Social media is playing a big role in a hearing involving Jodi Arias on Tuesday, specifically the Twitter accounts of any potential jurors for the sentencing retrial.

Is this some uncharted territory for the legal system?

Jodi Arias' Twitter feed has been in the news a lot, but here we are talking about the Twitter feeds of people who will be picked for the jury in this sentencing  retrial.

Defense attorneys are asking the judge to force those jurors  to turn over their Twitter usernames.

Why?  So the defense can make sure those jurors are not talking about the case in social media.

Before he became a professor at Arizona Summit Law School in downtown Phoenix, Stephen Gerst spent 21 years as a Maricopa County Superior Court judge.
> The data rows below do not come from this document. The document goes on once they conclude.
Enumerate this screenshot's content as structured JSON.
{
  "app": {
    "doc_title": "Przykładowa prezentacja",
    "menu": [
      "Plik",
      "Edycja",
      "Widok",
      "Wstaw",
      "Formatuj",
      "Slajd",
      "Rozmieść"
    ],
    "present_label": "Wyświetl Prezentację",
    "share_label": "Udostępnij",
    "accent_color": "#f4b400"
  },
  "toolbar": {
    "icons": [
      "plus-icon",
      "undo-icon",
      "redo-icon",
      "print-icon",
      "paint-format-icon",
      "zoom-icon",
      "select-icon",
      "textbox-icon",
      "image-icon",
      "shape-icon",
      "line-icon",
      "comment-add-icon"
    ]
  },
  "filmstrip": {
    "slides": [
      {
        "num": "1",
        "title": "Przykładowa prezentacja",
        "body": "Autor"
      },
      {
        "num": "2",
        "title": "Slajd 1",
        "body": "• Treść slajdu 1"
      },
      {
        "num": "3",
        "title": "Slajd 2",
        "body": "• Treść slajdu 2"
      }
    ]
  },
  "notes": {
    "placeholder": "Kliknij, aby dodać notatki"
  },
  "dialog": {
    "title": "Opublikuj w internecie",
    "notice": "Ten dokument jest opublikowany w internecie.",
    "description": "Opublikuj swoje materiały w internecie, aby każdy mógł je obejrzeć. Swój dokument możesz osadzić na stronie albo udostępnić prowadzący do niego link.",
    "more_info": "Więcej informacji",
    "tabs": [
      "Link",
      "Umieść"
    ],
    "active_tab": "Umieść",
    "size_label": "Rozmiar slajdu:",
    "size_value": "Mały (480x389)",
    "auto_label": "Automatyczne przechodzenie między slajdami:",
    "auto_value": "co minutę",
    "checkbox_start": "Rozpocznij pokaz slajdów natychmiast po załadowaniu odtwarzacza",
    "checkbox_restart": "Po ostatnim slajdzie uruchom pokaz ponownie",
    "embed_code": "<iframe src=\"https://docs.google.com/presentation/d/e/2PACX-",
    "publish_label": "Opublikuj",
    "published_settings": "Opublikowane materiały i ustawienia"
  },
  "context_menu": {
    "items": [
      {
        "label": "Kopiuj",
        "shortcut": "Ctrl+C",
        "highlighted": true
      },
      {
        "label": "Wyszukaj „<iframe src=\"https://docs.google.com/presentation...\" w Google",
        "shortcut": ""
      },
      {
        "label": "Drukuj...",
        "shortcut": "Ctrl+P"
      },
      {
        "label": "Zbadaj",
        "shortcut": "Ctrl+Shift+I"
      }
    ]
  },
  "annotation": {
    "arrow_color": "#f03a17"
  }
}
He says he's never heard of defense attorneys asking for jurors' Twitter names.

Professor Gerst can understand why Arias' attorneys think jurors should turn over their usernames.

"Is your Twitter name a matter of public record?  Anybody who knows it can get it and join whether you want them to or not, so in that respect, why not give it to them?" he said.

But Gerst also says jurors have a limited right to privacy recognized by the Supreme Court and it's the judge's job to protect the jurors' rights.

So what would the former judge tell Arias' attorneys if he had to decide?

"I would probably say if you want it, go get it, but I am not going to issue a court order that a juror must disclose this to you if a juror doesn't want to and claims a legitimate right to privacy," he said.

Another huge question: Can Jodi Arias get a fair jury if there's a retrial?

"I do not think you will be able to get a jury that has never heard of the case," said Gerst.  "But what you have to be able to do is screen those people and find people who have not made up their minds."

On Tuesday, there is a pretrial conference scheduled for the penalty phase retrial.  There's no word yet on whether it will be available to the media.